AlphaLink is a new workflow which uses AlphaFold2 with XL-MS for better protein structure predictions
10 min read
Protein structures are defined, experimentally, by X-ray crystallography, nuclear magnetic resonance and electron cryomicroscopy (cryo-EM). However, these techniques are complex, time consuming, expensive and the protein is often not in its native form (Bertoline et al., 2023). Therefore, from its introduction in 2018, DeepMind’s AlphaFold program has quickly become an important tool in structural biological research to predict highly accurate protein structures based on their amino acid sequences (Bonislawski, 2023).
The latest version of AlphaFold, ‘AlphaFold2’, is typically used to predict single protein structures with high accuracy (Bertoline et al., 2023). A limitation of this computational technique is that predictions remain a challenge for proteins with little amino acid sequence data or those that undergo conformational changes (Stahl et al., 2023b). The first version of AlphaLink was proposed as a new workflow which incorporates data from cross-linking mass spectrometry (XL-MS), which provides information of the distance between specific amino acid residues, to aid AlphaFold2 in making better predictions (Stahl et al., 2023b). The study found that there was improved prediction accuracy of challenging single protein targets. However, predictions of protein complexes remained a challenge.
In 2022, DeepMind released ‘AlphaFold-Multimer’ which significantly increased the accuracy of protein complex prediction (Evans et al., 2022). This was quickly followed by the release of a new version of AlphaLink which used “AlphaFold-Multimer” rather than “AlphFold2”. The preprint paper showed again that prediction accuracy increased when XL-MS was incorporated into the workflow (Stahl et al., 2023a).
Integrating experimental data into computational algorithm development
With the increasing use of deep learning methods in analysing biological datasets, should data from systems such as XL-MS be incorporated into the development of neural networks in biological data analysis? AlphaLink uses XL-MS data to define restraint factors on the dataset which increases the accuracy of protein prediction by deep learning methods. Therefore, it is likely that when biological data is used during the design phase of machine learning algorithms more significant conclusions are made. But possibly the biggest limiting factor for setting up more interdisciplinary teams in biological research is the communication between experimental biologists and machine learning experts.
For more information:
- The impact of AlphaFold2 on protein prediction – https://www.ncbi.nlm.nih.gov/pmc/articles/PMC10011655/
BERTOLINE, L. M. F., LIMA, A. N., KRIEGER, J. E. & TEIXEIRA, S. K. 2023. Before and after AlphaFold2: An overview of protein structure prediction. Front Bioinform, 3, 1120370.

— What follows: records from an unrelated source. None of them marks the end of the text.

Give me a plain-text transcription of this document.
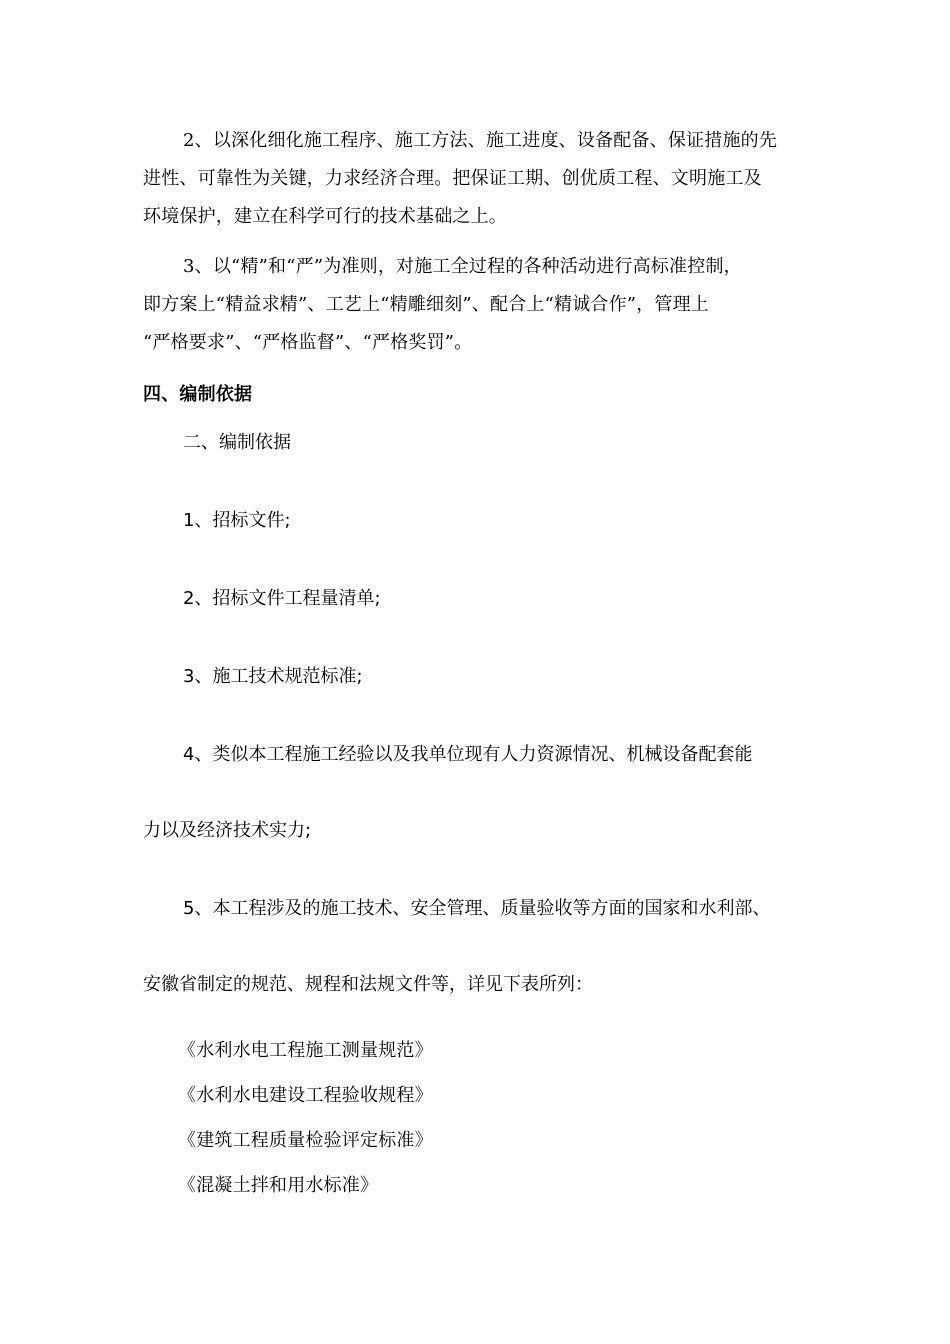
2、以深化细化施工程序、施工方法、施工进度、设备配备、保证措施的先

进性、可靠性为关键，力求经济合理。把保证工期、创优质工程、文明施工及

环境保护，建立在科学可行的技术基础之上。

3、以“精”和“严”为准则，对施工全过程的各种活动进行高标准控制，

即方案上“精益求精”、工艺上“精雕细刻”、配合上“精诚合作”，管理上

“严格要求”、“严格监督”、“严格奖罚”。

四、编制依据

二、编制依据

1、招标文件;

2、招标文件工程量清单;

3、施工技术规范标准;

4、类似本工程施工经验以及我单位现有人力资源情况、机械设备配套能

力以及经济技术实力;

5、本工程涉及的施工技术、安全管理、质量验收等方面的国家和水利部、

安徽省制定的规范、规程和法规文件等，详见下表所列：

《水利水电工程施工测量规范》

《水利水电建设工程验收规程》

《建筑工程质量检验评定标准》

《混凝土拌和用水标准》
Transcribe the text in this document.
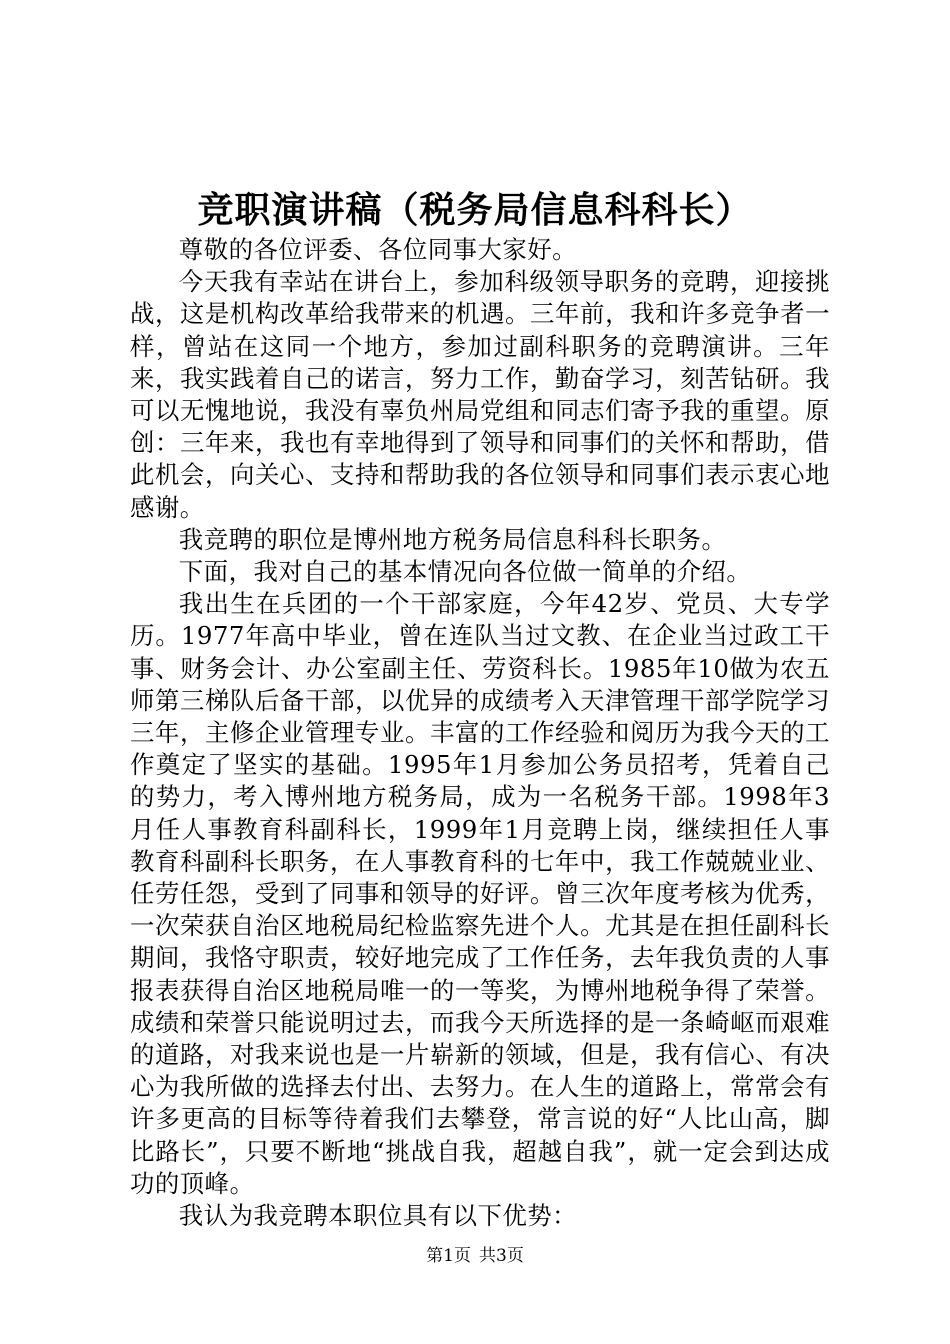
竞职演讲稿（税务局信息科科长）

尊敬的各位评委、各位同事大家好。

今天我有幸站在讲台上，参加科级领导职务的竞聘，迎接挑战，这是机构改革给我带来的机遇。三年前，我和许多竞争者一样，曾站在这同一个地方，参加过副科职务的竞聘演讲。三年来，我实践着自己的诺言，努力工作，勤奋学习，刻苦钻研。我可以无愧地说，我没有辜负州局党组和同志们寄予我的重望。原创：三年来，我也有幸地得到了领导和同事们的关怀和帮助，借此机会，向关心、支持和帮助我的各位领导和同事们表示衷心地感谢。

我竞聘的职位是博州地方税务局信息科科长职务。

下面，我对自己的基本情况向各位做一简单的介绍。

我出生在兵团的一个干部家庭，今年42岁、党员、大专学历。1977年高中毕业，曾在连队当过文教、在企业当过政工干事、财务会计、办公室副主任、劳资科长。1985年10做为农五师第三梯队后备干部，以优异的成绩考入天津管理干部学院学习三年，主修企业管理专业。丰富的工作经验和阅历为我今天的工作奠定了坚实的基础。1995年1月参加公务员招考，凭着自己的势力，考入博州地方税务局，成为一名税务干部。1998年3月任人事教育科副科长，1999年1月竞聘上岗，继续担任人事教育科副科长职务，在人事教育科的七年中，我工作兢兢业业、任劳任怨，受到了同事和领导的好评。曾三次年度考核为优秀，一次荣获自治区地税局纪检监察先进个人。尤其是在担任副科长期间，我恪守职责，较好地完成了工作任务，去年我负责的人事报表获得自治区地税局唯一的一等奖，为博州地税争得了荣誉。成绩和荣誉只能说明过去，而我今天所选择的是一条崎岖而艰难的道路，对我来说也是一片崭新的领域，但是，我有信心、有决心为我所做的选择去付出、去努力。在人生的道路上，常常会有许多更高的目标等待着我们去攀登，常言说的好“人比山高，脚比路长”，只要不断地“挑战自我，超越自我”，就一定会到达成功的顶峰。

我认为我竞聘本职位具有以下优势：

第1页 共3页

BONISLAWSKI, A. 2023. DeepMind’s AlphaFold Seeing Uptake for Protein-Protein Interaction Work [Online]. Available: https://www.genomeweb.com/proteomics-protein-research/deepminds-alphafold-seeing-uptake-protein-protein-interaction-work [Accessed 11 Aug 2023].
EVANS, R., O’NEILL, M., PRITZEL, A., ANTROPOVA, N., SENIOR, A., GREEN, T., ŽÍDEK, A., BATES, R., BLACKWELL, S., YIM, J., RONNEBERGER, O., BODENSTEIN, S., ZIELINSKI, M., BRIDGLAND, A., POTAPENKO, A., COWIE, A., TUNYASUVUNAKOOL, K., JAIN, R., CLANCY, E., KOHLI, P., JUMPER, J. & HASSABIS, D. 2022. Protein complex prediction with AlphaFold-Multimer. bioRxiv, 2021.10.04.463034.
STAHL, K., BROCK, O. & RAPPSILBER, J. 2023a. Modelling protein complexes with crosslinking mass spectrometry and deep learning. bioRxiv, 2023.06.07.544059.
STAHL, K., GRAZIADEI, A., DAU, T., BROCK, O. & RAPPSILBER, J. 2023b. Protein structure prediction with in-cell photo-crosslinking mass spectrometry and deep learning. Nat Biotechnol.